Recensione Nemico pubblico n°1 - L'ora della fuga (2008)

Nella seconda parte del biopic dedicato a Jacques Mesrine, Richet conferma il suo stile ricercato, attento ai dettagli, spesso eccessivo nel dare troppa enfasi ad ogni azione in atto, ma che restituisce splendidamente un personaggio dal grande potenziale di coinvolgimento.

E' tempo di morire

Con Nemico pubblico n°1 - L'ora della fuga, Jean-François Richet conclude il dittico dedicato alla figura del gangster Jacques Mesrine, che dopo l'esilio in Canada torna a imbracciare le armi per svaligiare le banche di Parigi. E' il suo modo per demolire il sistema: Mesrine si crede un eroe e cerca perennemente conferma nei media. E' un uomo che ambisce a fare la rivoluzione, ma i suoi sogni di gloria vanno a implodere tutti negli eccessi di un ego che non ammette sconfitte. Passato il tempo degli amori e chiesto perdono al capezzale del padre, Mesrine non accenna a redimersi e affida la sua vita al revolver, sfidando le autorità che ingaggiano con lui una lunga caccia in stile gatto e topo, dove a vincere è sempre lui, l'uomo capace di evadere da un carcere di massima sicurezza o dall'aula di un tribunale.

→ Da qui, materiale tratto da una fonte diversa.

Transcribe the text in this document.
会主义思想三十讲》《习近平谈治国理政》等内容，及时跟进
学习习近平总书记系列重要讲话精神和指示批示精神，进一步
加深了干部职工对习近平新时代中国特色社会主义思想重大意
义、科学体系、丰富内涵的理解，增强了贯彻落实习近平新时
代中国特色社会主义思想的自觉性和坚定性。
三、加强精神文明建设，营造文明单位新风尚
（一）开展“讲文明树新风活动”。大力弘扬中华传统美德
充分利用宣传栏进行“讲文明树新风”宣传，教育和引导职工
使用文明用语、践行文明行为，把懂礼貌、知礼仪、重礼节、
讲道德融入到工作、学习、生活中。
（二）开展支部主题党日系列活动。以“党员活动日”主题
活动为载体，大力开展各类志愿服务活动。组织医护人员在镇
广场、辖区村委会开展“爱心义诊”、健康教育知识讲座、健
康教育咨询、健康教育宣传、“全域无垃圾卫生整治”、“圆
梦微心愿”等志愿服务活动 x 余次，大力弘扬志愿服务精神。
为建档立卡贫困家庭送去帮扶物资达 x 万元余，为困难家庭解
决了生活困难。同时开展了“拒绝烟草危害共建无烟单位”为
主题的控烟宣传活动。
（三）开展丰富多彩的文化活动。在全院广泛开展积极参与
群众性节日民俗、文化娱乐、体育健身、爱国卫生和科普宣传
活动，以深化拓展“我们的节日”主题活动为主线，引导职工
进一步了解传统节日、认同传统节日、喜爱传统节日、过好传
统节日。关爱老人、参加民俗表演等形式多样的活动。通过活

Visibilmente appesantito, in questa seconda parte del biopic Vincent Cassel si trasforma completamente acquistando venti chili, senza perdere però in fascino e carisma. La stessa opera mantiene la sua agilità, districandosi con brillantezza tra le imprese formidabili di Mesrine che fa da preda inafferrabile per una polizia francese in grave confusione, perennemente sbeffeggiata dal criminale. In realtà, il bandito finisce più volte in manette, ma riesce puntualmente a evadere con azioni sempre più spettacolari. E' il sistema tutto suo per rivendicare il diritto alla libertà: nessuno può fermare l'eroe Mesrine. La regia danza fenetica tra inseguimenti e sparatorie (che a differenza del primo episodio vedono scorrere ben poco sangue) e nessuna attenuazione viene concessa alle malefatte del furfante. Seppure il film rischi continuamente di cedere all'attrazione magnetica del protagonista, lo sguardo su di lui non è affatto tenero e l'immagine che ne esce è compromessa dai continui deliri di onnipotenza di fronte ai media, che alle sue fughe cominciano a preferirgli notizie di ben altra portata, fino all'atroce punizione inflitta al giornalista di estrema destra reo di averlo tacciato di infamia.
Richet conferma il suo stile ricercato, attento ai dettagli, spesso eccessivo nel dare troppa enfasi ad ogni azione in atto, ma che restituisce splendidamente un personaggio dal grande potenziale di coinvolgimento. L'azione, che soffre raramente naturali momenti di stanca, tiene alto il livello della tensione, supportato da una scelta musicale estremamente felice e da un montaggio che non lascia tregua allo spettatore, trascinato nel vorticoso svolgersi degli eventi. Seppure qualche episodio appaia almeno improbabile, la sua funzione nell'economia del racconto trova giustificazione nelle stesse parole di Mesrine: il pubblico ama le tinte forti e in qualche occasione è giusto dargli ciò che vuole anche se pecca d'assurdità. Chiuso il cerchio della vita di questo intrigante anti-eroe, freddato senza intimazione da una polizia fifona e vigliacca, l'opera trova una degna conclusione e vista nel suo complesso appare solida e capace di offrire un valido intrattenimento che unisce uno stile elegante ma avvolgente a un racconto dal ritmo serrato che ci trascina non solo nelle azioni criminali di Mesrine, ma anche nella sua psicologia un po' infantile, pennellata abilmente nel rapporto tra individuo e media.